Amal Mohamad Hassan, a school teacher from Shubra. “In the 90′s, after the events in Luxor, State Security broke down our door and disappeared my husband for a week. They didn’t have any reason or warrant, just that he was a religious man. This same system is now returning.”

Taher Gamal El-Din, a software developer from Atfiha. “Under Mubarak there were only 5 families that controlled all the wealth and power in the country and this corruption existed at all levels.” “I had a friend that graduated from law school with very high grades, when he tried to get a job in the court system he was refused because he didn’t have the right connections. Now he is a teacher.” “My grandfather was a member of the Muslim Brotherhood, but that was 40 years ago.”

Walid Ahmed, from Assiut. “I came to this protest because this is the first time we have chosen a president and I feel he should finish his term.” “I love Morsy because he is finally leading the country in a manner we want, and he respects us.” “Morsy has ended the war on Islam and there is more freedom.”

Manal Mahmoud of Zeitouna, is a grade school teacher in a girls school. “I have family in the army that think opposite from me and we have been split. We can’t talk about politics when we meet, but the army is made of our brothers, sons, and uncles.” “The Brotherhood combine religion and politics in a way that helps spread the idea of love that is Islam. They speak the truth.” “The Mubarak regime was a failure. There wasn’t any freedom of opinion and if I said Mubarak was bad I would be taken to jail. I have friends that were woken from their sleep and taken to jail. But under Morsy is the opposite.”

Ali Mohamed Saad, from Fayoum. “Under Morsy I daily feel the freedom of living under a civilian government, ruled by law, especially during elections.”

Tamer Sakury, a 36 year old Civil Engineer, a Nubian from Luxor in Upper Egypt. “Morsy is the first president to respect the Nubians and treat us like full citizens.” “Morsy has increased pensions and social benefits to the Nubian community.” “He had the idea to give free health insurance to all.” “He has helped farmers get their chemicals and seeds.”

Ramadan Shehaf, 41, from Atfiha, a town south of Cairo. “State Security broke down my door and tortured me with electricity, attaching leads to my fingers, armpits and testicles. They told me to scream louder so that my neighbors would hear.” “The liberals said we would use a democratic system. We won the presidency, and 4 other votes because we have the majority. If you don’t want us in the government you don’t want democracy.” “I will sit here until I die. I came here to support his legitimacy, The secularists have played with the people using the media to lie to them.”

Alaa Mohamed, from Minya, a city in southern Egypt. “I came because I want to defend my freedom and my right to vote.” “I love Morsy because he is from the people, natural and simple.

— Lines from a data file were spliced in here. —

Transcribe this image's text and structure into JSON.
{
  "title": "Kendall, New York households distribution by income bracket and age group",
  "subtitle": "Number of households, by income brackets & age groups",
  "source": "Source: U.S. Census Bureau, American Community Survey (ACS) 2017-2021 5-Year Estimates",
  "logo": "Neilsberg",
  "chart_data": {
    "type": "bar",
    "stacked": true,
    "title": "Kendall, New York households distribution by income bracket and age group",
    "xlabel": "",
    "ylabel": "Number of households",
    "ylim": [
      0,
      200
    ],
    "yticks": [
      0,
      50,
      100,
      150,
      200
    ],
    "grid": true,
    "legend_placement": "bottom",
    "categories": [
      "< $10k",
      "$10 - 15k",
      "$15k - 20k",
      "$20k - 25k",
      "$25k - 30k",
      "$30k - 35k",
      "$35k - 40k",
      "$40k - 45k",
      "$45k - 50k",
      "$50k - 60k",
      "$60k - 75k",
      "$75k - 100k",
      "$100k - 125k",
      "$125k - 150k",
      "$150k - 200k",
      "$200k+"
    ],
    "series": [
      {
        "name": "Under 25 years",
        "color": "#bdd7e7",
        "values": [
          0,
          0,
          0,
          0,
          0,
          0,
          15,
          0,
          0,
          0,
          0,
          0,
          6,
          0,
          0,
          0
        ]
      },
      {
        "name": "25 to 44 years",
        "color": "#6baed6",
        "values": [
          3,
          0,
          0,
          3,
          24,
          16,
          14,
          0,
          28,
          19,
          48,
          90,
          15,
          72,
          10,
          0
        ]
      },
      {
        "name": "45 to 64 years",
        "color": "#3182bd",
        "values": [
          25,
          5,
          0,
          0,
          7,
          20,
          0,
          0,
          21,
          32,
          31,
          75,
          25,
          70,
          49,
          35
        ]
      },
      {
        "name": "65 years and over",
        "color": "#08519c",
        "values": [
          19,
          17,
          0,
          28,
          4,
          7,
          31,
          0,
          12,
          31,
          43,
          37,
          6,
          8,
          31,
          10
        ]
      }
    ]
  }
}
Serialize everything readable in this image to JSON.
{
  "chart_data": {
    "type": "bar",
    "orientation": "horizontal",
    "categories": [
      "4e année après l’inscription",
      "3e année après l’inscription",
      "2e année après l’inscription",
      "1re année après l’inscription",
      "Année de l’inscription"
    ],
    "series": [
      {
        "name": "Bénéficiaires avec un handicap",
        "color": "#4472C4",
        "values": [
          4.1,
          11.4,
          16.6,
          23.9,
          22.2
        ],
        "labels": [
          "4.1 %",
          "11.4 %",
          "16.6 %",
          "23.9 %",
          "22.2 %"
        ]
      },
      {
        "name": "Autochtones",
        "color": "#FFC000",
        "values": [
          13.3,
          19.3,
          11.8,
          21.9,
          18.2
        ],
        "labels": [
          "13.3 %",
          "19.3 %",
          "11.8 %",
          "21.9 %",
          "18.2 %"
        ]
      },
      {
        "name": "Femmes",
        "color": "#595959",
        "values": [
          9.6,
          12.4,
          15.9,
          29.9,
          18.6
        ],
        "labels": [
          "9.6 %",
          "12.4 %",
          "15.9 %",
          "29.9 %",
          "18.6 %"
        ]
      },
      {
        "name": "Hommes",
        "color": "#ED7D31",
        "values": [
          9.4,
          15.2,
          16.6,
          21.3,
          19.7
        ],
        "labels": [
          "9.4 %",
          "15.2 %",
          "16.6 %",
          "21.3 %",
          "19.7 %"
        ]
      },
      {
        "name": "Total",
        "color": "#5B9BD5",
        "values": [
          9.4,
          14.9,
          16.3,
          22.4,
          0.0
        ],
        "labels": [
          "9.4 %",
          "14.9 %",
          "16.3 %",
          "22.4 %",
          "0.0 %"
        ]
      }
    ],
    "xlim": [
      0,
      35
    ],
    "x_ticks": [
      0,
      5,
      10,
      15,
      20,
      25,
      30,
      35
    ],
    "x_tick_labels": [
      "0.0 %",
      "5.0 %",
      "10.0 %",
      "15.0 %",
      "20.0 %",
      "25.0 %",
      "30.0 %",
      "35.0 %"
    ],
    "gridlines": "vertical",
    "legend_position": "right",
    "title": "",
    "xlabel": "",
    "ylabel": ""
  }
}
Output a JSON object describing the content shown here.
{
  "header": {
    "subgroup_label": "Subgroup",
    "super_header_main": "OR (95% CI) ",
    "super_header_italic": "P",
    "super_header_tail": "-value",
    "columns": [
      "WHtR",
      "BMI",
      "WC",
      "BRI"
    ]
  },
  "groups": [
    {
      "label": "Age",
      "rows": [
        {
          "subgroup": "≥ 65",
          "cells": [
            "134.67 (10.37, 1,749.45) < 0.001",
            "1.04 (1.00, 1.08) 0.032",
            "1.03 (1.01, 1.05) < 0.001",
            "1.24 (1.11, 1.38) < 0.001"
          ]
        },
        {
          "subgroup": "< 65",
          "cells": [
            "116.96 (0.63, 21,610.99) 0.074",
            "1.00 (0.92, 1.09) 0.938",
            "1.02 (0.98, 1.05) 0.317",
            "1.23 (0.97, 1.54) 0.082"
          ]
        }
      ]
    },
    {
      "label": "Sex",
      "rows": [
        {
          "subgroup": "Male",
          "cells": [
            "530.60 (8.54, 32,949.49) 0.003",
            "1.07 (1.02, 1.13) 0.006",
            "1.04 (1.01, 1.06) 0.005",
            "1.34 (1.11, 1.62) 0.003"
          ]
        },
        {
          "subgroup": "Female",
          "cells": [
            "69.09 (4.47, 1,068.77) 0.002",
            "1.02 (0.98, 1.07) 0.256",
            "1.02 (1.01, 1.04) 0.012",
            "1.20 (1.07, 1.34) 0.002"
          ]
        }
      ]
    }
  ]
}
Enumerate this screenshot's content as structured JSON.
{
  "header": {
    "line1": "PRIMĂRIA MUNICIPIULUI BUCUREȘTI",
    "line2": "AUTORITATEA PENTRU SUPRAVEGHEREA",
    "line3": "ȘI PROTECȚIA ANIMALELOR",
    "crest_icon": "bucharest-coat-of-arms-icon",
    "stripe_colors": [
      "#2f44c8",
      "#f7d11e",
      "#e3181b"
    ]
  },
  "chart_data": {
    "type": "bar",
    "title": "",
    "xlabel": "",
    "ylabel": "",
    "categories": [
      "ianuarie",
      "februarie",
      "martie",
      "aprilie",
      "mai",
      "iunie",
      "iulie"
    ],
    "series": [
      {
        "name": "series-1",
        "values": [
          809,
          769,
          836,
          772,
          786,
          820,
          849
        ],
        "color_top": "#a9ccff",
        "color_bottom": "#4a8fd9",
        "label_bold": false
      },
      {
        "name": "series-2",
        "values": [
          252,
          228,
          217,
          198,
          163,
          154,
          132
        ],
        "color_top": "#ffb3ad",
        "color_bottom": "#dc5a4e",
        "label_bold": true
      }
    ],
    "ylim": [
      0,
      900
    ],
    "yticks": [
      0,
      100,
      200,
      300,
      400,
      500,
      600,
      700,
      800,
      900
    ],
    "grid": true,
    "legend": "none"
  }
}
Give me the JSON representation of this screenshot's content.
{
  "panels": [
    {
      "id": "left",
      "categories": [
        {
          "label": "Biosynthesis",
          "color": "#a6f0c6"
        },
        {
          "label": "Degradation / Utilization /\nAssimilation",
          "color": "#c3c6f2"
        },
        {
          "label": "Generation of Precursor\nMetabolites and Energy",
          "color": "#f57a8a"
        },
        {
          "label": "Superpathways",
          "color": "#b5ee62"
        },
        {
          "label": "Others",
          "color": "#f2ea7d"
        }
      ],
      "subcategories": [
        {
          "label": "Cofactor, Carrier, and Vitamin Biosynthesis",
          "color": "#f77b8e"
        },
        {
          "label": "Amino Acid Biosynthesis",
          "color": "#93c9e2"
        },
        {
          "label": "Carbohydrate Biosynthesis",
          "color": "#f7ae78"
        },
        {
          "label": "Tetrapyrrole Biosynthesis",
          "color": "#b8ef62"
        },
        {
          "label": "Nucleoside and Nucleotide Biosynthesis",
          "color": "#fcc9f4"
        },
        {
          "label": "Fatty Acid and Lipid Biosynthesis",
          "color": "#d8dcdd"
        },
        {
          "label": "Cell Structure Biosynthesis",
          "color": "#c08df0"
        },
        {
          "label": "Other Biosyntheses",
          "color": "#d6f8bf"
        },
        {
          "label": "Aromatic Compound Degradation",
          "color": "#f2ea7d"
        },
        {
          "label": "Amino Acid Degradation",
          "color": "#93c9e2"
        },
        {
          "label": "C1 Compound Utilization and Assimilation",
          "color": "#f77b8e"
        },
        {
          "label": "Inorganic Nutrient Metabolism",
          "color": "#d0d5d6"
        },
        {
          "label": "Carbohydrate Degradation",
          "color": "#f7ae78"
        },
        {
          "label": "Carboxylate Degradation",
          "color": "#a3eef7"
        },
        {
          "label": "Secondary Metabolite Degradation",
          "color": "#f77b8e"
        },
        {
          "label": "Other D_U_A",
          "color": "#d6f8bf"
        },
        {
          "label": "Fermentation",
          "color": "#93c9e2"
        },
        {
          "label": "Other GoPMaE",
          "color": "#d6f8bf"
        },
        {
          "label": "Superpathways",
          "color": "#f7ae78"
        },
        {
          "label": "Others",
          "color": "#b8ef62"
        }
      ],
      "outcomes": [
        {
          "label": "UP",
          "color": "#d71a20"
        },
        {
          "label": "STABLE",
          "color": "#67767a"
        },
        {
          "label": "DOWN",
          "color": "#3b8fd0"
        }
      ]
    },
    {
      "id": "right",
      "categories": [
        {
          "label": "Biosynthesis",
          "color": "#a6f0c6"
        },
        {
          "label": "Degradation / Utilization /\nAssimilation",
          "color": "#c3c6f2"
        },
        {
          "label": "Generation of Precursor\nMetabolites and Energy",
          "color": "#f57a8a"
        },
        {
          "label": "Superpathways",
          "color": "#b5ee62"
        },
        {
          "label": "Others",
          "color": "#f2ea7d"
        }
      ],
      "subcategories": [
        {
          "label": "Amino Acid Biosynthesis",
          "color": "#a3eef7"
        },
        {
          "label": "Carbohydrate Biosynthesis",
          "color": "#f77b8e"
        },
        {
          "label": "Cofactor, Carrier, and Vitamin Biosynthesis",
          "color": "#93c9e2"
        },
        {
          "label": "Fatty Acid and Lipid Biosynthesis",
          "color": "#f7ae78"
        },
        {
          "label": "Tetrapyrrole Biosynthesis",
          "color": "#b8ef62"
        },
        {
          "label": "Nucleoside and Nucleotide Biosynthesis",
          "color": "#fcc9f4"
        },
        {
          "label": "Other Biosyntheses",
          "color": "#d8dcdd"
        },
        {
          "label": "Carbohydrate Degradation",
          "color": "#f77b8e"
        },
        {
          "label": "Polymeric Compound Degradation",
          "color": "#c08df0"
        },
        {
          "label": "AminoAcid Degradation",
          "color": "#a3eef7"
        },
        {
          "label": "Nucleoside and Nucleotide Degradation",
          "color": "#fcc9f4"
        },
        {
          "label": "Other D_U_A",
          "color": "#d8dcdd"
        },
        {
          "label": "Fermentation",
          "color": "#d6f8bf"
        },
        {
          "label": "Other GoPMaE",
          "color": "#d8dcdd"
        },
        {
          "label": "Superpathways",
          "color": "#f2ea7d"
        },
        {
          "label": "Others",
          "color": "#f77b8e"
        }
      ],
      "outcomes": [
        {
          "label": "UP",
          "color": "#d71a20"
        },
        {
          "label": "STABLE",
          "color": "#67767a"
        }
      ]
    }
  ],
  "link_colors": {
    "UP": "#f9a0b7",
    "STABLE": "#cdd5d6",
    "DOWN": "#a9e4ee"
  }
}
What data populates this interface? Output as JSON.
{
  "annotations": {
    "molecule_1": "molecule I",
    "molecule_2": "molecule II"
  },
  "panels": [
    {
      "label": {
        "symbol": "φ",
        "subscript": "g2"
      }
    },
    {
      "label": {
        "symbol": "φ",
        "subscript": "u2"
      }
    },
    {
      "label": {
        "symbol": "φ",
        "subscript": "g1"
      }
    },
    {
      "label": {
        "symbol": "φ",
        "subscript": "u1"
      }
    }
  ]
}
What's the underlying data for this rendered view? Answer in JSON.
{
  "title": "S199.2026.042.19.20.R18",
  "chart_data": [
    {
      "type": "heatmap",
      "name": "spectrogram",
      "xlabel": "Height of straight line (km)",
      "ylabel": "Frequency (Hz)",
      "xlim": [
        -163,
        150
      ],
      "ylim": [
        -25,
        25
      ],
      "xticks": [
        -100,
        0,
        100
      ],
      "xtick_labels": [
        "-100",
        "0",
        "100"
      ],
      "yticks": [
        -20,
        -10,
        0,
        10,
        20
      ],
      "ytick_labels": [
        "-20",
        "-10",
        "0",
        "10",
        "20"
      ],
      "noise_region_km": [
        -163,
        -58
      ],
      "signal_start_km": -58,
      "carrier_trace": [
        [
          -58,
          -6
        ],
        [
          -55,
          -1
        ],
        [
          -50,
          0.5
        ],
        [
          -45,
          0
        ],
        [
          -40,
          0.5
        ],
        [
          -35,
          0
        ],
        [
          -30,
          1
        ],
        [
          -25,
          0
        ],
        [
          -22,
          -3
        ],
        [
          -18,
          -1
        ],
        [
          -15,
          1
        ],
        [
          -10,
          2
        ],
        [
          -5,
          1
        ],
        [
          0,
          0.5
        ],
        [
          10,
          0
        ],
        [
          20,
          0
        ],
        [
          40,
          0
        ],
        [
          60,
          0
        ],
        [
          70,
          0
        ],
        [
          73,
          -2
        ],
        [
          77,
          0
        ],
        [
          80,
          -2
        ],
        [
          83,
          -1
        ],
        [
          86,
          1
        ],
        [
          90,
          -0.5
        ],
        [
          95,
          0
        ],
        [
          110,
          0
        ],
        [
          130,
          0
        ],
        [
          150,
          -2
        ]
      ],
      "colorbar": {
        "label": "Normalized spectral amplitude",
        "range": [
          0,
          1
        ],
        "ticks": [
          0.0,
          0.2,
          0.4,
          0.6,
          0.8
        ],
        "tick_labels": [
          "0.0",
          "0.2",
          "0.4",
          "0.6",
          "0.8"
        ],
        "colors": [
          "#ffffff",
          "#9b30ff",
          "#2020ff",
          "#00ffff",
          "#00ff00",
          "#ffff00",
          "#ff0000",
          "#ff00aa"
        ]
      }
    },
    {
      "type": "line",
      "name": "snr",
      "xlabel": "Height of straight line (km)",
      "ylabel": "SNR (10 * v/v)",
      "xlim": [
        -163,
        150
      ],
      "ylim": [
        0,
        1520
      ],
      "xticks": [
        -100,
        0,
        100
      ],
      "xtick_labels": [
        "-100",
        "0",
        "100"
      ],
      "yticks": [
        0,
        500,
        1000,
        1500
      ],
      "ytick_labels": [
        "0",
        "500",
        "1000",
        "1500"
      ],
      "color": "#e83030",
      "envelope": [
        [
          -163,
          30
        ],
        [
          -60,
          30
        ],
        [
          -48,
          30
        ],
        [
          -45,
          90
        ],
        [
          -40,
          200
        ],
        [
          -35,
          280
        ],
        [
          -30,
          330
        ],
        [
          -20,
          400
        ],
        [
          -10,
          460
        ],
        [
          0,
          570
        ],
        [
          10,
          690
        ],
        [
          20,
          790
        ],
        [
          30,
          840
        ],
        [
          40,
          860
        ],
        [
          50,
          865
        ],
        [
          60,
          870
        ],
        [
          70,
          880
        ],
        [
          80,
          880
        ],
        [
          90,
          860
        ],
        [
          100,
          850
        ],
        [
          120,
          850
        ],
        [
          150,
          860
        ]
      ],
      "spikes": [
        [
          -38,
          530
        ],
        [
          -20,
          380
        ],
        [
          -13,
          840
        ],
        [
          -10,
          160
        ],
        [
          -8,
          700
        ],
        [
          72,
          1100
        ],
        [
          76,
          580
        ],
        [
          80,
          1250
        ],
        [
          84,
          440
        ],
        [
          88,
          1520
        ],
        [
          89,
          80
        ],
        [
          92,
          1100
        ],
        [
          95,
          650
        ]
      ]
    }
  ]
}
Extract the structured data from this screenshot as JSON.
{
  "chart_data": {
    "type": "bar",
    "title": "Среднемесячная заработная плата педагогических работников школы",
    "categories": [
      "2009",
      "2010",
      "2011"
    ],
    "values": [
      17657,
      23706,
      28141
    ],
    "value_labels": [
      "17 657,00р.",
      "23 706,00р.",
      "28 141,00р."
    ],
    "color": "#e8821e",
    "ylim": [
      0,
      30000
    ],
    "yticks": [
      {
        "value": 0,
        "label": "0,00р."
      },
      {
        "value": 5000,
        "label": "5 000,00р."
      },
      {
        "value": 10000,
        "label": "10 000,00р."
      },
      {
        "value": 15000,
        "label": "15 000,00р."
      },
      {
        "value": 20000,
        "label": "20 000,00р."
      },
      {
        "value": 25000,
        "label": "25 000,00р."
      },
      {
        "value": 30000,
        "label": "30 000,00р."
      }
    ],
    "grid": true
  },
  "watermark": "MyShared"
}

I think he is better than Nasser, because Nasser only tried to unite Arab nations, Morsy’s project is to unite all of the Muslim world.” “In Mubarak’s days if I went to the mosque too often someone from the Interior Ministry would start questioning me and possibly arrest me. But with Morsy we are free to pray as we want.”

Awataf Mohamed Ibrahim, from Shubra. “Under Mubarak people that lived outside of Cairo, especially those in the Sinai and Upper Egypt were forgotten, as if they weren’t even Egyptian. Morsy gave them their rights and the supplies they need to work and farm. He provides them with investment and services.” “If we leave our children to these secularists they will grow up without morals.” “I didn’t have any relationship with the Muslim Brotherhood, but after the revolution I wanted to know more.” “They are from us, and listen to us.”

Shaban Hamada, 31, from Atfiha used to sell chickens. “State security took my brother and tortured him for 13 days, breaking his hands and arms, to the point I had to help him do everything including wiping his ass.” “If the military doesn’t return Morsy to his rightful place we will set this country on fire, and if they come here they won’t have to kill just one, they will have to kill us all.” “I studied religion at Al-Azhar University. But the system is so corrupt and anti-religious that they continue to prevent me from taking my final exam so I can graduate.”